Criou-se no Espírito Santo, na década de 70, uma coisa chamada Fundap (Fundo de Desenvolvimento das Atividades Portuárias). Embute um refresco às empresas que realizam importações pelo porto de Vitória. Parte do ICMS que incide sobre os produtos importados volta para o caixa das empresas na forma de empréstimos a juros camaradas, sem correção monetária.

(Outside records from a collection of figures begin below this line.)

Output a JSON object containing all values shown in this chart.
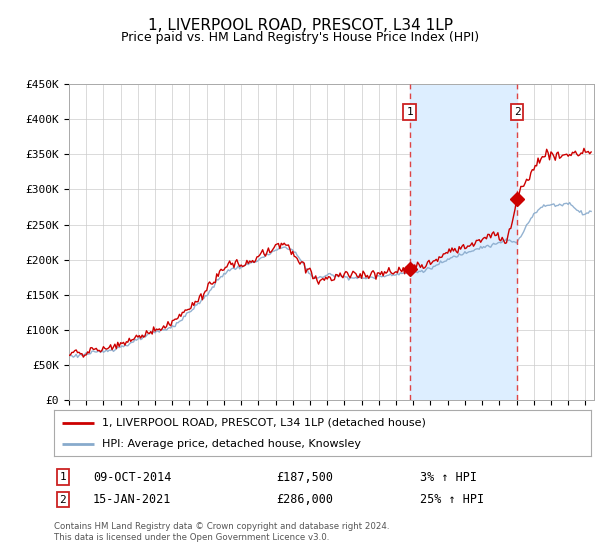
{
  "title": "1, LIVERPOOL ROAD, PRESCOT, L34 1LP",
  "subtitle": "Price paid vs. HM Land Registry's House Price Index (HPI)",
  "ylim": [
    0,
    450000
  ],
  "yticks": [
    0,
    50000,
    100000,
    150000,
    200000,
    250000,
    300000,
    350000,
    400000,
    450000
  ],
  "ytick_labels": [
    "£0",
    "£50K",
    "£100K",
    "£150K",
    "£200K",
    "£250K",
    "£300K",
    "£350K",
    "£400K",
    "£450K"
  ],
  "xlim_start": 1995.0,
  "xlim_end": 2025.5,
  "background_color": "#ffffff",
  "plot_bg_color": "#ffffff",
  "shade_color": "#ddeeff",
  "grid_color": "#cccccc",
  "transaction1_x": 2014.79,
  "transaction1_y": 187500,
  "transaction2_x": 2021.04,
  "transaction2_y": 286000,
  "legend_line1": "1, LIVERPOOL ROAD, PRESCOT, L34 1LP (detached house)",
  "legend_line2": "HPI: Average price, detached house, Knowsley",
  "footer_line1": "Contains HM Land Registry data © Crown copyright and database right 2024.",
  "footer_line2": "This data is licensed under the Open Government Licence v3.0.",
  "annotation1_date": "09-OCT-2014",
  "annotation1_price": "£187,500",
  "annotation1_hpi": "3% ↑ HPI",
  "annotation2_date": "15-JAN-2021",
  "annotation2_price": "£286,000",
  "annotation2_hpi": "25% ↑ HPI",
  "line_color_red": "#cc0000",
  "line_color_blue": "#88aacc",
  "marker_color_red": "#cc0000",
  "vline_color": "#dd4444",
  "box_edge_color": "#cc2222"
}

Ao calcular a grana que a lei manda aplicar no SUS, o Espírito Santo exclui da conta os valores do ICMS transformados em empréstimos aos importadores. A malandragem é endossada pelo Tribunal de Contas do Estado.
Além do logro capixaba, os Estados desenvolveram outras artimanhas para lesar o sistema público de saúde. Muitos consideram como investimentos em saúde despesas que nada têm a ver com o SUS. Alguns exemplos: merenda escolar, pagamento de servidores inativos e pensionistas, serviço de limpeza urbana, obras de infra-estrutura urbana etc.
Sob Lula, a União também recorre ao ardil. Em 2004, o governo federal deveria ter injetado no Orçamento um adicional de R$ 5 bilhões para o SUS. O dinheiro foi reservado, mas R$ 3,5 bilhões do total destinavam-se a ações do Fundo de Erradicação da Pobreza, uma rubrica que deveria ter outras fontes de financiamento. Se SuperCosta se levasse a sério, poderia intervir em sua própria gestão.
O ministro logo terá à sua disposição novas ferramentas. Tramita no Congresso um projeto de lei que proíbe os desvios de finalidade que minguam o caixa do SUS. A julgar pela inapetência de SuperCosta, a nova lei, quando aprovada, tem tudo para virar letra morta. O super-herói de Lula é um valente seletivo. Quando o quebra-pau é grande, prefere o conforto da covardia.